CEO Lord Wolfson explained that the retailer needed to turn marketing off to regulate demand after its warehouses were forced to shut to become Covid secure. At the height of lockdown demand was such that Next had to shut its website in the middle of the day as orders were outstripping capacity.

Since then Next has turned marketing back on and expects expenditure to return to normal levels in the second half of the year. The retailer used the time during lockdown to focus on accelerating new developments, partly spurred on by the pandemic and partly because the business has become more “open-minded”.

One such avenue of growth is Next’s ‘Total Platform’ service, which sees it host the website, call centre, distribution and retail systems for another brand – essentially enabling them to trade online. Just an idea six months ago, Next has now onboarded its first partner, the luxury childrenswear brand Childsplay Clothing.

The company will use its Total Platform service to run the UK and Ireland web operations for Victoria’s Secret. The retailer signed a joint venture agreement this week to sell Victoria’s Secret and its sub-brand Pink under licence across the UK and Ireland. The plan is to retain 18 Victoria’s Secret standalone stores, while also selling some ranges on concession in selected Next stores.
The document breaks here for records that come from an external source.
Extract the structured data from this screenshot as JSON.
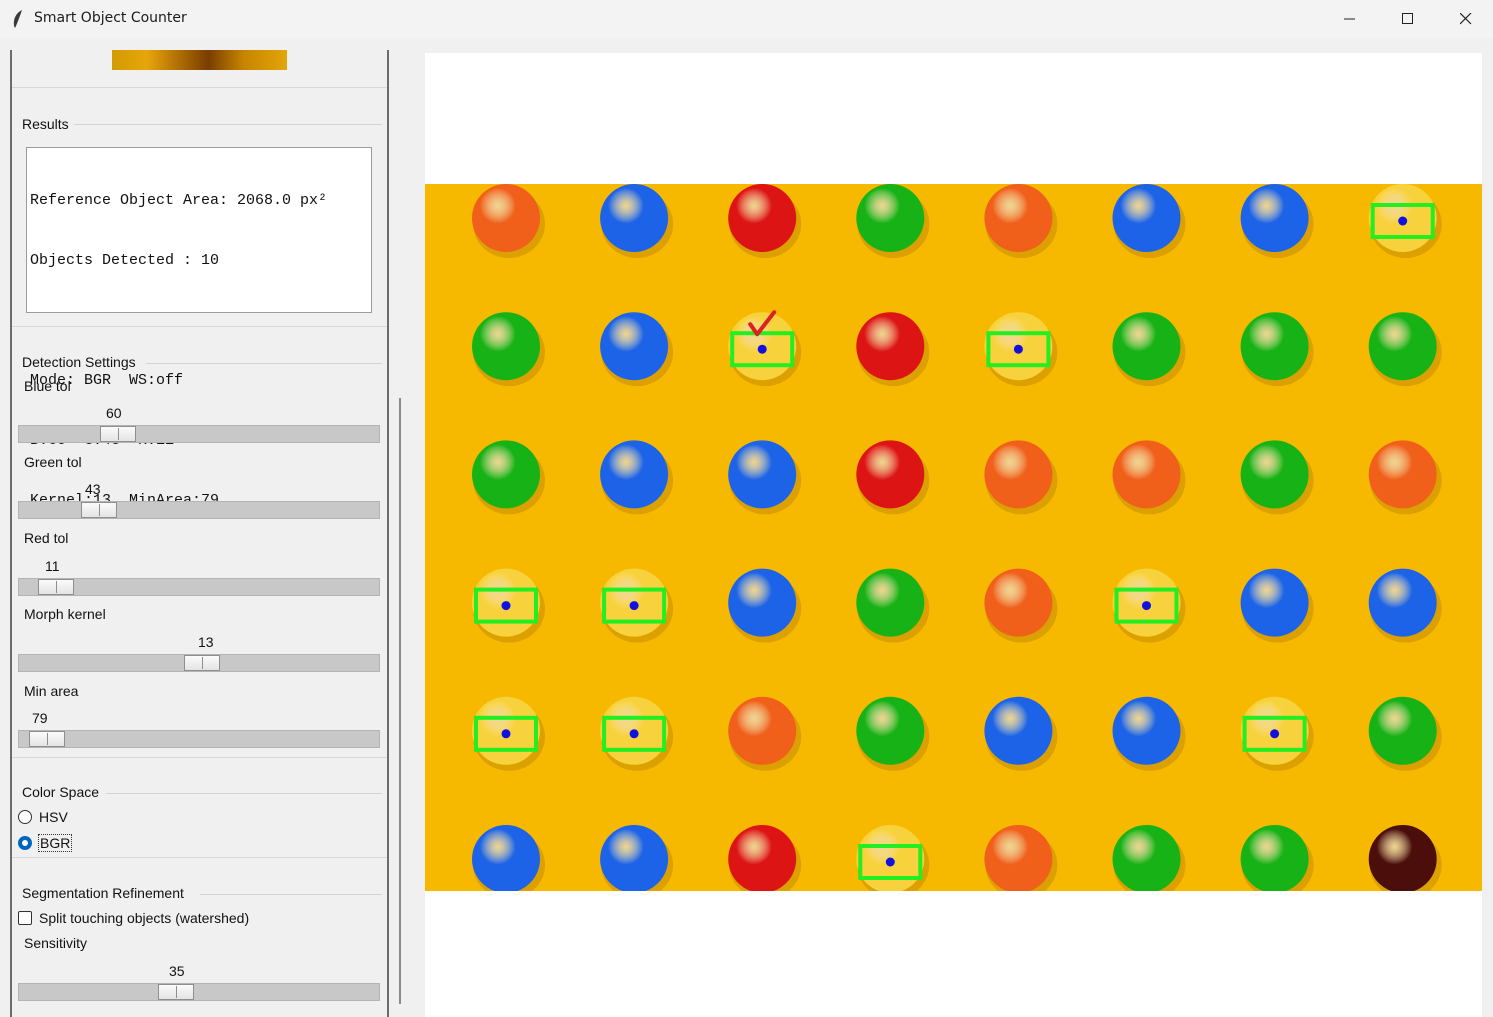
{
  "window": {
    "title": "Smart Object Counter",
    "minimize_icon": "minimize-icon",
    "maximize_icon": "maximize-icon",
    "close_icon": "close-icon"
  },
  "results": {
    "label": "Results",
    "lines": [
      "Reference Object Area: 2068.0 px²",
      "Objects Detected : 10",
      "",
      "Mode: BGR  WS:off",
      "B:60  G:43  R:11",
      "Kernel:13  MinArea:79"
    ]
  },
  "detection": {
    "label": "Detection Settings",
    "sliders": [
      {
        "label": "Blue tol",
        "value": "60",
        "fraction": 0.25
      },
      {
        "label": "Green tol",
        "value": "43",
        "fraction": 0.19
      },
      {
        "label": "Red tol",
        "value": "11",
        "fraction": 0.06
      },
      {
        "label": "Morph kernel",
        "value": "13",
        "fraction": 0.51
      },
      {
        "label": "Min area",
        "value": "79",
        "fraction": 0.03
      }
    ]
  },
  "color_space": {
    "label": "Color Space",
    "options": [
      "HSV",
      "BGR"
    ],
    "selected": "BGR"
  },
  "segmentation": {
    "label": "Segmentation Refinement",
    "checkbox_label": "Split touching objects (watershed)",
    "checked": false,
    "sensitivity_label": "Sensitivity",
    "sensitivity_value": "35",
    "sensitivity_fraction": 0.43
  },
  "image": {
    "background_color": "#f7b900",
    "grid_rows": [
      [
        "orange",
        "blue",
        "red",
        "green",
        "orange",
        "blue",
        "blue",
        "yellow"
      ],
      [
        "green",
        "blue",
        "yellow",
        "red",
        "yellow",
        "green",
        "green",
        "green"
      ],
      [
        "green",
        "blue",
        "blue",
        "red",
        "orange",
        "orange",
        "green",
        "orange"
      ],
      [
        "yellow",
        "yellow",
        "blue",
        "green",
        "orange",
        "yellow",
        "blue",
        "blue"
      ],
      [
        "yellow",
        "yellow",
        "orange",
        "green",
        "blue",
        "blue",
        "yellow",
        "green"
      ],
      [
        "blue",
        "blue",
        "red",
        "yellow",
        "orange",
        "green",
        "green",
        "brown"
      ]
    ],
    "detected": [
      [
        0,
        7
      ],
      [
        1,
        2
      ],
      [
        1,
        4
      ],
      [
        3,
        0
      ],
      [
        3,
        1
      ],
      [
        3,
        5
      ],
      [
        4,
        0
      ],
      [
        4,
        1
      ],
      [
        4,
        6
      ],
      [
        5,
        3
      ]
    ],
    "reference": [
      1,
      2
    ],
    "colors": {
      "orange": "#f0601a",
      "blue": "#1c63e8",
      "red": "#dd1414",
      "green": "#16b216",
      "yellow": "#f8d23c",
      "brown": "#4b0e0a",
      "box": "#22ee22",
      "center": "#1010e0",
      "check": "#dd2020"
    }
  }
}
Along with the launch of a new branded beauty hall retail concept, mixing beauty with accessories and home, Next is confident about prospects for the second half having managed to turn a £9m profit in the half year to July 2020, albeit down 97% on 2019.
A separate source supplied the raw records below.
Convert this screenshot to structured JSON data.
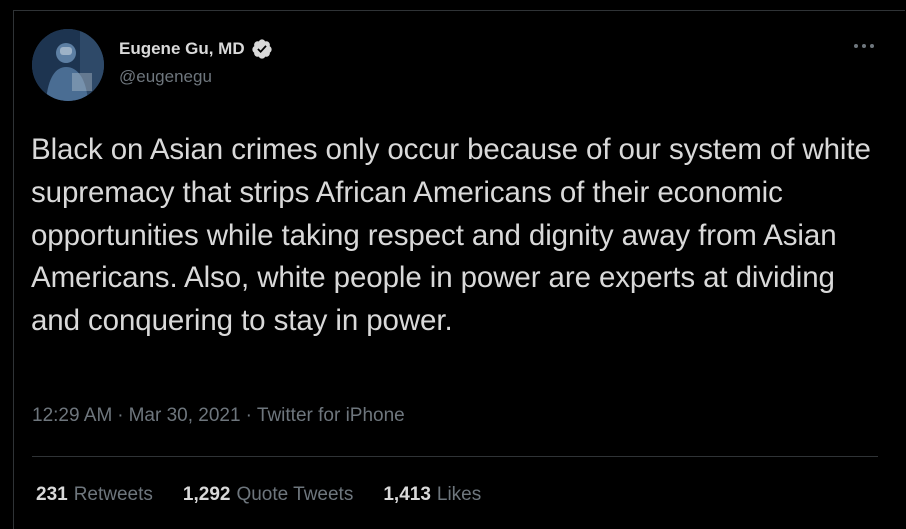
{
  "author": {
    "display_name": "Eugene Gu, MD",
    "handle": "@eugenegu",
    "verified_icon": "verified-badge-icon",
    "avatar_icon": "surgeon-avatar"
  },
  "more_icon": "more-options-icon",
  "tweet": {
    "text": "Black on Asian crimes only occur because of our system of white supremacy that strips African Americans of their economic opportunities while taking respect and dignity away from Asian Americans. Also, white people in power are experts at dividing and conquering to stay in power."
  },
  "meta": {
    "time": "12:29 AM",
    "sep1": "·",
    "date": "Mar 30, 2021",
    "sep2": "·",
    "source": "Twitter for iPhone"
  },
  "stats": {
    "retweets_count": "231",
    "retweets_label": "Retweets",
    "quotes_count": "1,292",
    "quotes_label": "Quote Tweets",
    "likes_count": "1,413",
    "likes_label": "Likes"
  },
  "colors": {
    "background": "#000000",
    "text": "#d9d9d9",
    "secondary": "#6e767d",
    "border": "#2f3336"
  }
}
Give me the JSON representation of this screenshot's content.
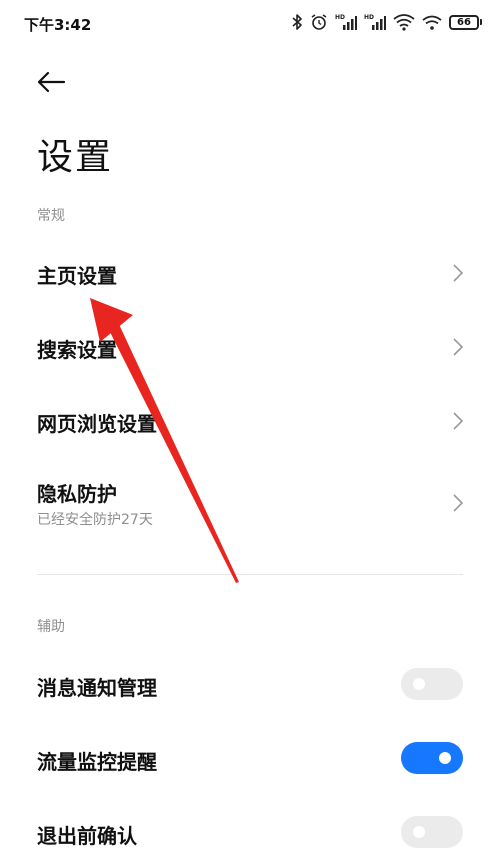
{
  "status_bar": {
    "time": "下午3:42",
    "signal_tag_1": "HD",
    "signal_tag_2": "HD",
    "battery_level": "66",
    "icons": [
      "bluetooth-icon",
      "alarm-icon",
      "signal-hd-icon",
      "signal-hd-icon",
      "wifi-icon",
      "wifi-icon",
      "battery-icon"
    ]
  },
  "header": {
    "back_icon": "arrow-left-icon",
    "title": "设置"
  },
  "sections": {
    "general": {
      "header": "常规",
      "items": [
        {
          "label": "主页设置"
        },
        {
          "label": "搜索设置"
        },
        {
          "label": "网页浏览设置"
        },
        {
          "label": "隐私防护",
          "sub": "已经安全防护27天"
        }
      ]
    },
    "assist": {
      "header": "辅助",
      "items": [
        {
          "label": "消息通知管理",
          "toggle": false
        },
        {
          "label": "流量监控提醒",
          "toggle": true
        },
        {
          "label": "退出前确认",
          "toggle": false
        }
      ]
    }
  },
  "colors": {
    "accent": "#1677ff",
    "annotation_arrow": "#e8251f",
    "muted_text": "#8f8f8f"
  }
}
Online sales already make up more than 50% of sales and with the Total Platform service enabling Next to deepen its relationships with other brands, the business believes it has hit on a recipe for success even in the event of a second national lockdown.

READ MORE: Next reinstates marketing investment after £21m lockdown saving

FMCG brands shouldn’t forget about older eco-warriors

When you think of eco-warriors you often think of young people donned with multiple badges protesting with Extinction Rebellion, but you would be wrong. When it comes to the most environmentally conscious consumers it is the over-35s who are most likely to shop ethically.
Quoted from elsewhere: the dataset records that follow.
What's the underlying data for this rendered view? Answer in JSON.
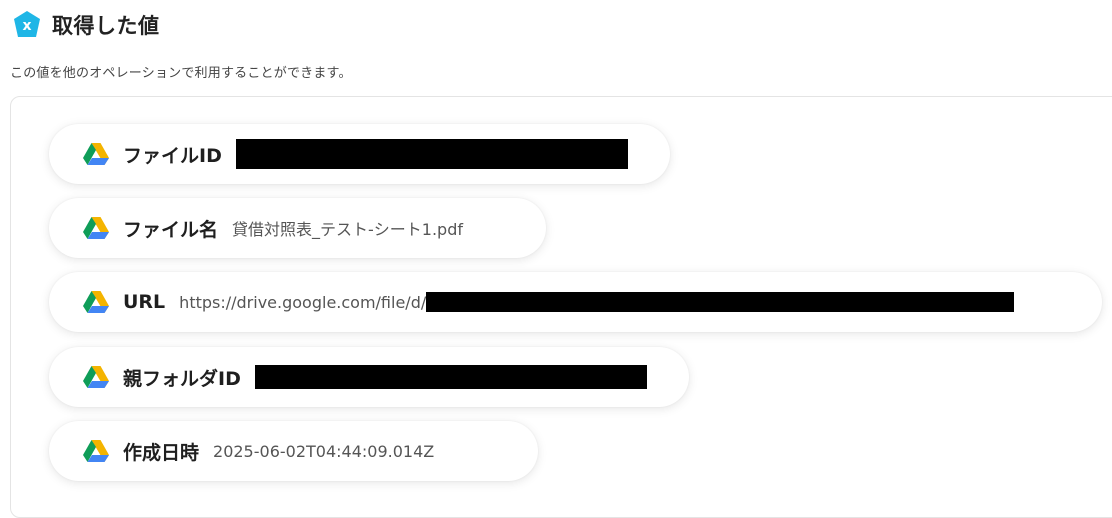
{
  "header": {
    "title": "取得した値",
    "subtitle": "この値を他のオペレーションで利用することができます。"
  },
  "fields": {
    "file_id": {
      "label": "ファイルID",
      "value": ""
    },
    "file_name": {
      "label": "ファイル名",
      "value": "貸借対照表_テスト-シート1.pdf"
    },
    "url": {
      "label": "URL",
      "value": "https://drive.google.com/file/d/"
    },
    "parent_folder_id": {
      "label": "親フォルダID",
      "value": ""
    },
    "created_at": {
      "label": "作成日時",
      "value": "2025-06-02T04:44:09.014Z"
    }
  },
  "icons": {
    "header_badge": "yoom-badge-icon",
    "row_icon": "google-drive-icon"
  },
  "colors": {
    "badge": "#1fb6e6",
    "drive_green": "#0f9d58",
    "drive_yellow": "#f4b400",
    "drive_blue": "#4285f4",
    "drive_red": "#db4437",
    "redaction": "#000000"
  }
}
New research from Kantar, which studied 80,000 people across 19 countries about their environmental concerns, found that older people were more likely to shop ethically than younger people.

Of course this is largely due to having a higher disposable income and the freedom to choose, but the news may come as a shock to some brands. This being said, it doesn’t mean businesses should ignore younger people, as the rsearch found the main influencers on people’s behaviour are their children.

Brands need to pay attention as environmentally conscious consumers account for £1 in every £5 spent on FMCG products, with the most sustainability-focused shoppers worth $382bn (£297bn) to the sector.

In terms of what to do, Kantar found the main solution consumers are looking for is sustainable packaging, which may be because they want to be able to buy the products they’ve always bought “guilt free”.

Brands do, however, need to be holistic. Consumer’s won’t be satisfied with just a packaging swap if there isn’t a whole business plan to help the environment.